Le capteur de Carbon Bee pourrait également être capable de déterminer le taux de sucre dans le fruit, pouvant donner une date approximative du début des vendanges, soit une aide à la décision appréciable. "L'idée est que le capteur puisse donner le maximum d'informations en un seul passage", indique Gérald Germain.

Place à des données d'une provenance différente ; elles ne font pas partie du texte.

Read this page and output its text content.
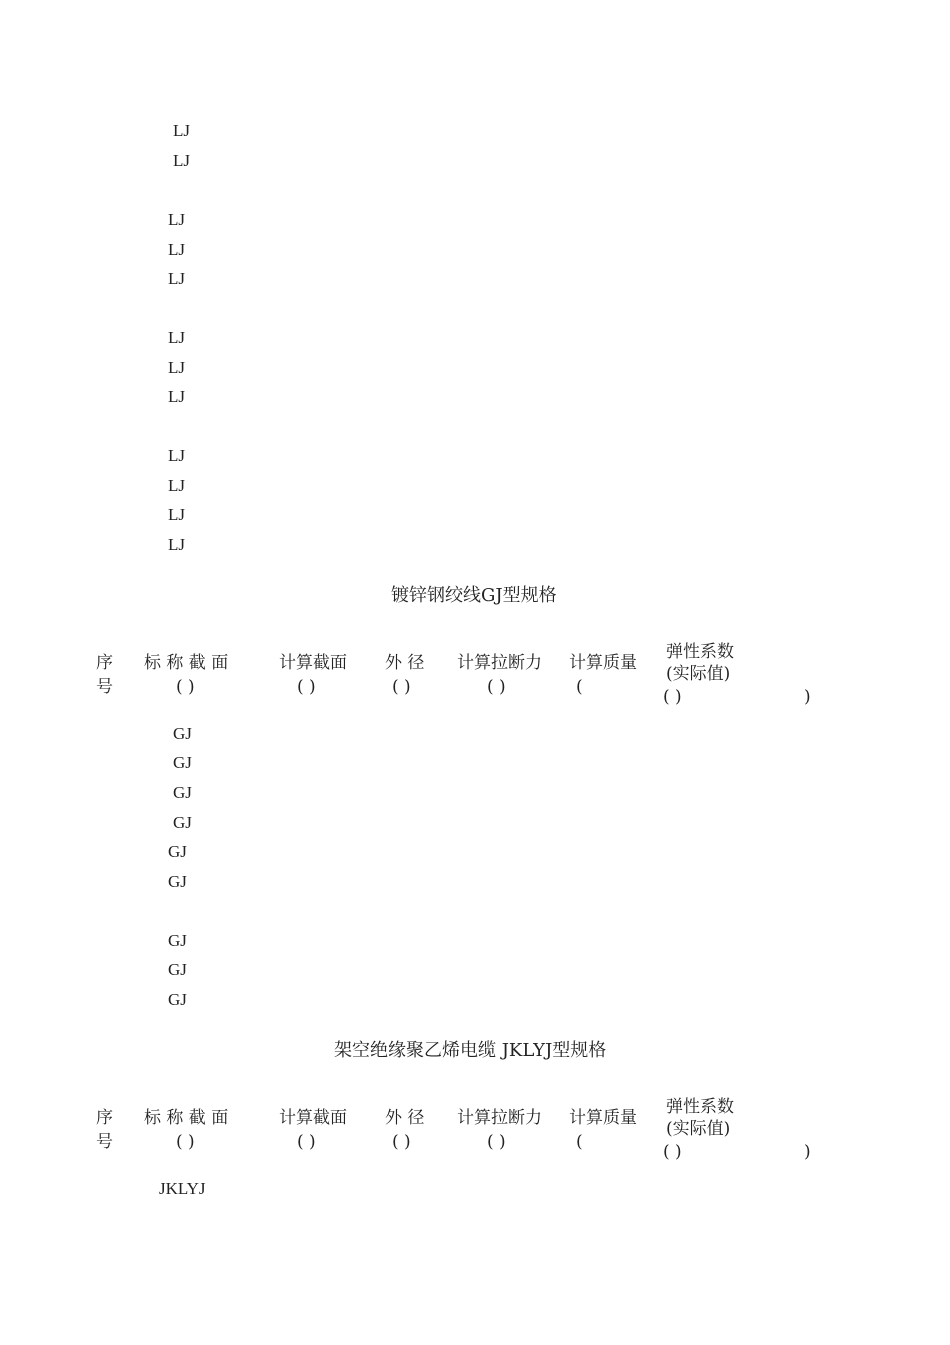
LJ
LJ
LJ
LJ
LJ
LJ
LJ
LJ
LJ
LJ
LJ
LJ
镀锌钢绞线GJ型规格
序
号
标 称 截 面
( )
计算截面
( )
外 径
( )
计算拉断力
( )
计算质量
(
弹性系数
(实际值)
( )	)
GJ
GJ
GJ
GJ
GJ
GJ
GJ
GJ
GJ
架空绝缘聚乙烯电缆 JKLYJ型规格
序
号
标 称 截 面
( )
计算截面
( )
外 径
( )
计算拉断力
( )
计算质量
(
弹性系数
(实际值)
( )	)
JKLYJ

Mais outre cette filière, Carbon Bee voit déjà un applicatif dans les fermes urbaines, ces serres confinées où il n'est pas utilisé d'engrais et où le capteur, disposé sur les rails qui automatisent le procédé, pourraient ainsi vérifier qu'aucune maladie ne se propage. La start-up travaille sur ce projet avec les grands noms du secteur et démarre actuellement des phases de tests, notamment sur la carotte, la mâche ou la pomme de terre. Par ailleurs, elle travaille également étroitement avec Terralia, le pôle fruits et légumes, céréales vignes et vins, basé à Avignon, dont elle est un adhérent et qui lui apporte des compétences en agronomie notamment.

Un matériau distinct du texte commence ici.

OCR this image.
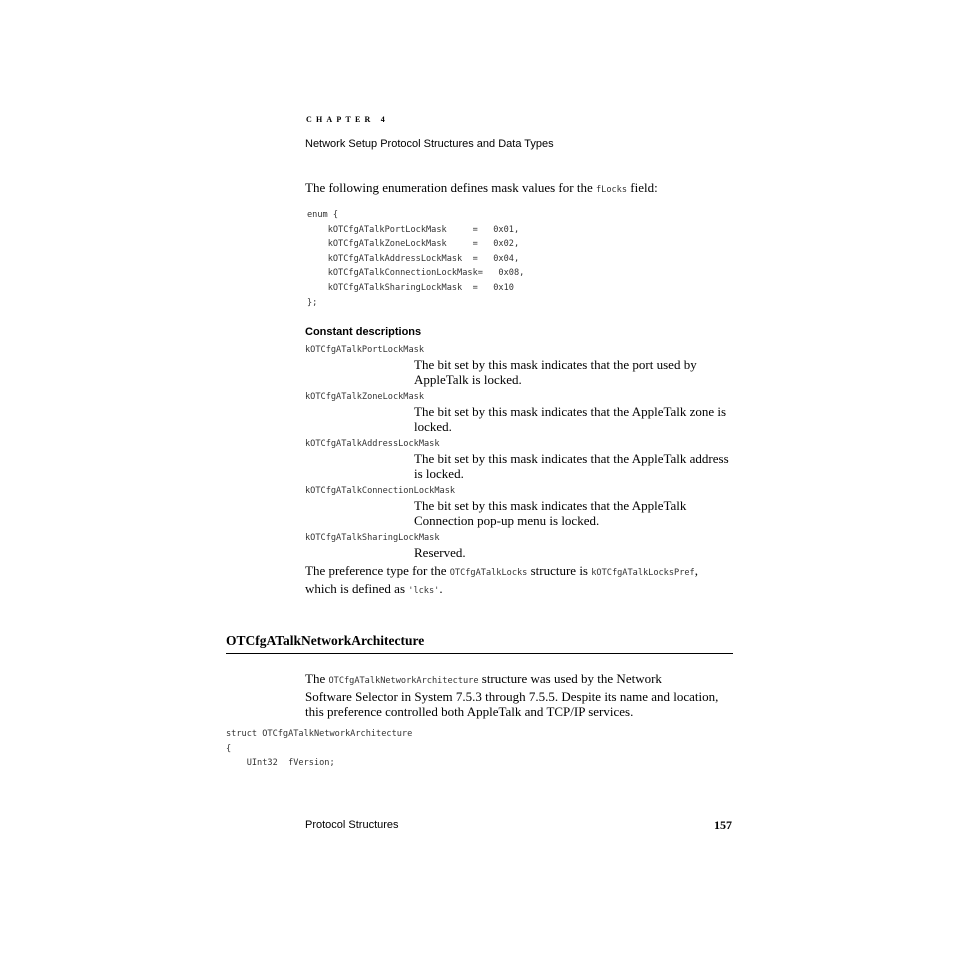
CHAPTER 4
Network Setup Protocol Structures and Data Types
The following enumeration defines mask values for the fLocks field:
enum {
kOTCfgATalkPortLockMask     =   0x01,
kOTCfgATalkZoneLockMask     =   0x02,
kOTCfgATalkAddressLockMask  =   0x04,
kOTCfgATalkConnectionLockMask=   0x08,
kOTCfgATalkSharingLockMask  =   0x10
};
Constant descriptions
kOTCfgATalkPortLockMask
The bit set by this mask indicates that the port used by AppleTalk is locked.
kOTCfgATalkZoneLockMask
The bit set by this mask indicates that the AppleTalk zone is locked.
kOTCfgATalkAddressLockMask
The bit set by this mask indicates that the AppleTalk address is locked.
kOTCfgATalkConnectionLockMask
The bit set by this mask indicates that the AppleTalk Connection pop-up menu is locked.
kOTCfgATalkSharingLockMask
Reserved.
The preference type for the OTCfgATalkLocks structure is kOTCfgATalkLocksPref,
which is defined as 'lcks'.
OTCfgATalkNetworkArchitecture
The OTCfgATalkNetworkArchitecture structure was used by the Network
Software Selector in System 7.5.3 through 7.5.5. Despite its name and location,
this preference controlled both AppleTalk and TCP/IP services.
struct OTCfgATalkNetworkArchitecture
{
UInt32  fVersion;
Protocol Structures	157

Napa Valley - InterRhône, même intérêt numérique

Ce sont ces compétences et surtout ce qu'elles promettent comme applicatifs qui ont permis à Carbon Bee de remporter les suffrages du jury du premier prix Viticulture et numérique organisé conjointement par la French Tech Culture, Inter-Rhône (association qui rassemble les professionnels de la filière viti-vinicole de la Vallée du Rhône, présidé par Michel Chapoutier, vigneron de Tain l'Hermitage NDLR), le Grand Avignon, le Crédit Agricole Alpes Provence et la French-American Chamber of Commerce de San Francisco. "Notre but est de promouvoir la culture et la culture c'est le patrimoine. Le vin fait partie de l'identité culturelle du territoire. Avec la Chambre de commerce de San Francisco nous nous sommes rendus compte que nous avions des points communs. Ils ont la Silicon Valley et la Napa Valley. Nous avons la French Tech et Inter-Rhône. Ce concours nous permet de nous positionner comme un référent vintech", précise Jean-François Césarini, le directeur général de French Tech Culture. Et si 34 candidats ont postulé à ce premier prix national Numérique et Viticulture, il faut dire que dans l'escarcelle du vainqueur se trouve une formation de 15 jours assurée par French-American Chamber of Commerce de San Francisco sur le go-to-market américain. Une récompense qui va permettre à Carbon Bee de se tester rapidement face aux problématiques de la viticulture yankee, souvent confrontée à la sécheresse. Une expérience dont Gérald Germain attend beaucoup, l'usage de la technologie numérique dans ce secteur étant davantage démocratisé qu'en France. Carbon Bee, qui salarie pour l'heure 4 personnes mais travaille sur le projet avec le renfort de deux free-lance, continue en parallèle son activité de bureau d'études en électronique et informatique embarquée. De quoi générer du chiffre d'affaires - 180 000 euros - lui permettant ainsi d'autofinancer son innovation.